- Theatrical release poster
- بُلّھا
- Directed by: Shoaib Khan
- Written by: Nasir Adeeb
- Produced by: Shakeel Khan
- Starring: Shaan Shahid Sara Loren Saleem Sheikh Naeema Butt Adnan Butt Ali Josh Maham Mirza
- Production company: Shake Films
- Distributed by: HKC Entertainment
- Release date: 21 March 2026 (Pakistan);
- Country: Pakistan
- Language: Punjabi
- Box office: Rs. 17.84 crore (US$640,000)

= Bullah =

2026 Pakistani Punjabi-language action film

Bullah is a 2026 Pakistani Punjabi-language action film directed by Shoaib Khan and written by Nasir Adeeb. Produced by Shake Films and distributed by HKC Entertainment, the film stars Shaan Shahid in the title role, alongside Sara Loren, Saleem Sheikh, Naeema Butt, Adnan Butt, Ali Josh and Maham Mirza.

The film was released in Pakistan during Eid al-Fitr 2026. It received mixed reviews from critics, with praise for some performances, songs and technical elements, while criticism was directed at its screenplay, characterisation and reliance on older Lollywood action conventions.

== Plot ==
Bullah follows its title character, a man who confronts organised crime and injustice across Punjab. Guided by the philosophical teachings associated with his father, Bullah rescues people targeted by violent gangs and becomes involved in a conflict with criminal networks led by Faqeera, Bakshi and Shahu.

Sophia, an undercover operative and Bullah's romantic interest, joins him as he takes on Bakshi and Shahu while protecting displaced and vulnerable people. The film presents Bullah as a modern action hero whose struggle is framed around resistance, faith, dignity and social justice.

== Cast ==
- Shaan Shahid as Bullah
- Sara Loren as Sophia
- Saleem Sheikh as Bakshi
- Naeema Butt as Faqeera
- Adnan Butt as Shahu
- Ali Josh
- Maham Mirza
- Asif Khan

== Production ==
Bullah was directed by Shoaib Khan and written by Nasir Adeeb. Pre-release coverage described the film as a contemporary Punjabi action story rooted in Punjab's culture and spiritual traditions. The film was promoted as being inspired by themes associated with the Sufi poet Bulleh Shah, including resistance to injustice and oppression.

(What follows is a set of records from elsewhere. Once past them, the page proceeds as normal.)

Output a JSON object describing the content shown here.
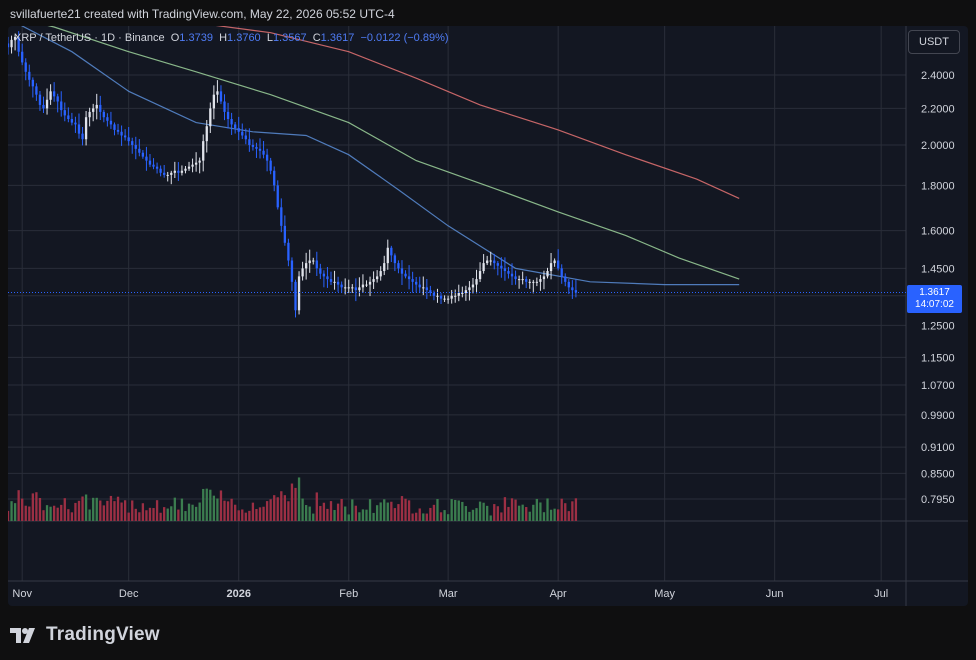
{
  "header": {
    "created_text": "svillafuerte21 created with TradingView.com, May 22, 2026 05:52 UTC-4"
  },
  "legend": {
    "symbol": "XRP / TetherUS · 1D · Binance",
    "o_label": "O",
    "o_value": "1.3739",
    "h_label": "H",
    "h_value": "1.3760",
    "l_label": "L",
    "l_value": "1.3567",
    "c_label": "C",
    "c_value": "1.3617",
    "change": "−0.0122 (−0.89%)"
  },
  "currency": "USDT",
  "last_price": {
    "value": "1.3617",
    "countdown": "14:07:02"
  },
  "brand": {
    "name": "TradingView"
  },
  "colors": {
    "up": "#e0e3eb",
    "down": "#2962ff",
    "ma_short": "#5b8dd6",
    "ma_mid": "#9ed29b",
    "ma_long": "#e57373",
    "vol_up": "#3b7d4f",
    "vol_down": "#9c2f44"
  },
  "chart_data": {
    "type": "candlestick",
    "symbol": "XRP/USDT",
    "interval": "1D",
    "y_ticks": [
      2.4,
      2.2,
      2.0,
      1.8,
      1.6,
      1.45,
      1.35,
      1.25,
      1.15,
      1.07,
      0.99,
      0.91,
      0.85,
      0.795
    ],
    "y_tick_labels": [
      "2.4000",
      "2.2000",
      "2.0000",
      "1.8000",
      "1.6000",
      "1.4500",
      "1.3500",
      "1.2500",
      "1.1500",
      "1.0700",
      "0.9900",
      "0.9100",
      "0.8500",
      "0.7950"
    ],
    "y_scale": "log",
    "x_ticks": [
      "Nov",
      "Dec",
      "2026",
      "Feb",
      "Mar",
      "Apr",
      "May",
      "Jun",
      "Jul"
    ],
    "x_tick_dates": [
      "2025-11-01",
      "2025-12-01",
      "2026-01-01",
      "2026-02-01",
      "2026-03-01",
      "2026-04-01",
      "2026-05-01",
      "2026-06-01",
      "2026-07-01"
    ],
    "x_range": [
      "2025-10-28",
      "2026-07-08"
    ],
    "close_series": {
      "start": "2025-10-28",
      "values": [
        2.58,
        2.63,
        2.65,
        2.55,
        2.48,
        2.42,
        2.37,
        2.33,
        2.28,
        2.22,
        2.2,
        2.25,
        2.3,
        2.27,
        2.24,
        2.19,
        2.16,
        2.14,
        2.12,
        2.11,
        2.06,
        2.03,
        2.15,
        2.18,
        2.2,
        2.22,
        2.18,
        2.15,
        2.13,
        2.11,
        2.08,
        2.07,
        2.05,
        2.04,
        2.02,
        2.0,
        1.98,
        1.96,
        1.94,
        1.92,
        1.9,
        1.89,
        1.88,
        1.86,
        1.85,
        1.85,
        1.86,
        1.87,
        1.86,
        1.87,
        1.88,
        1.89,
        1.9,
        1.91,
        1.92,
        2.02,
        2.1,
        2.2,
        2.28,
        2.3,
        2.24,
        2.18,
        2.14,
        2.11,
        2.09,
        2.07,
        2.05,
        2.03,
        2.0,
        1.99,
        1.98,
        1.97,
        1.95,
        1.92,
        1.87,
        1.8,
        1.7,
        1.62,
        1.55,
        1.48,
        1.4,
        1.3,
        1.42,
        1.45,
        1.47,
        1.48,
        1.48,
        1.45,
        1.43,
        1.42,
        1.41,
        1.4,
        1.4,
        1.39,
        1.38,
        1.38,
        1.38,
        1.38,
        1.37,
        1.38,
        1.39,
        1.39,
        1.4,
        1.41,
        1.42,
        1.44,
        1.47,
        1.53,
        1.5,
        1.47,
        1.45,
        1.43,
        1.42,
        1.41,
        1.4,
        1.39,
        1.38,
        1.38,
        1.37,
        1.36,
        1.35,
        1.35,
        1.34,
        1.34,
        1.34,
        1.35,
        1.35,
        1.36,
        1.36,
        1.37,
        1.38,
        1.39,
        1.41,
        1.44,
        1.47,
        1.48,
        1.48,
        1.47,
        1.46,
        1.45,
        1.44,
        1.43,
        1.42,
        1.41,
        1.41,
        1.41,
        1.4,
        1.4,
        1.4,
        1.4,
        1.41,
        1.42,
        1.44,
        1.47,
        1.48,
        1.45,
        1.42,
        1.4,
        1.38,
        1.37,
        1.3617
      ]
    },
    "moving_averages": [
      {
        "color": "#5b8dd6",
        "points": [
          [
            "2025-10-28",
            2.78
          ],
          [
            "2025-11-15",
            2.55
          ],
          [
            "2025-12-01",
            2.3
          ],
          [
            "2025-12-20",
            2.12
          ],
          [
            "2026-01-05",
            2.07
          ],
          [
            "2026-01-20",
            2.05
          ],
          [
            "2026-02-01",
            1.95
          ],
          [
            "2026-02-15",
            1.78
          ],
          [
            "2026-03-01",
            1.62
          ],
          [
            "2026-03-20",
            1.45
          ],
          [
            "2026-04-10",
            1.4
          ],
          [
            "2026-05-01",
            1.39
          ],
          [
            "2026-05-22",
            1.39
          ]
        ]
      },
      {
        "color": "#9ed29b",
        "points": [
          [
            "2025-10-28",
            2.8
          ],
          [
            "2025-11-10",
            2.72
          ],
          [
            "2025-12-01",
            2.55
          ],
          [
            "2025-12-20",
            2.42
          ],
          [
            "2026-01-10",
            2.28
          ],
          [
            "2026-02-01",
            2.12
          ],
          [
            "2026-02-20",
            1.92
          ],
          [
            "2026-03-15",
            1.78
          ],
          [
            "2026-04-01",
            1.68
          ],
          [
            "2026-04-20",
            1.58
          ],
          [
            "2026-05-05",
            1.49
          ],
          [
            "2026-05-22",
            1.41
          ]
        ]
      },
      {
        "color": "#e57373",
        "points": [
          [
            "2025-11-20",
            2.8
          ],
          [
            "2025-12-20",
            2.75
          ],
          [
            "2026-01-10",
            2.68
          ],
          [
            "2026-02-01",
            2.55
          ],
          [
            "2026-02-20",
            2.38
          ],
          [
            "2026-03-10",
            2.22
          ],
          [
            "2026-04-01",
            2.08
          ],
          [
            "2026-04-20",
            1.95
          ],
          [
            "2026-05-10",
            1.83
          ],
          [
            "2026-05-22",
            1.74
          ]
        ]
      }
    ]
  }
}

The project marked Shaan Shahid's return to Punjabi cinema after a long interval. It also reunited Shahid and Saleem Sheikh on screen nearly three decades after their previous appearance together.

== Release ==
Bullah was released in Pakistani cinemas during Eid al-Fitr 2026, alongside other local releases including Aag Lagay Basti Mein and Delhi Gate.

== Reception ==
=== Box office ===
The film grossed Rs. 17.84 crore worldwide, including collections from Pakistan, the GCC, North America, Canada and the United Kingdom. The report also stated that the film had helped revive business for single-screen cinemas in Punjab.

=== Critical response ===
Writing for Youlin Magazine, Muhammad Suhayb described Bullah as ambitious but inconsistent. He wrote that the film attempted to combine stylised action with philosophical themes inspired by Bulleh Shah, but criticised its overcrowded narrative, weak characterisation and underdeveloped subplots. Suhayb praised the action choreography by Azam Bhatti and said the songs contributed to the film's appeal. Writing for Social Diary, Maham Shahid highlighted the film's shift from high initial potential to structural failure, noting that despite an intriguing premise inspired by Sufi cultural motifs, the movie ultimately stumbled due to weak screenwriting and inconsistent pacing. The critic observed that while the lead performances showed occasional promise, flawed direction and underdeveloped character arcs prevented the narrative from achieving emotional resonance or commercial cohesion.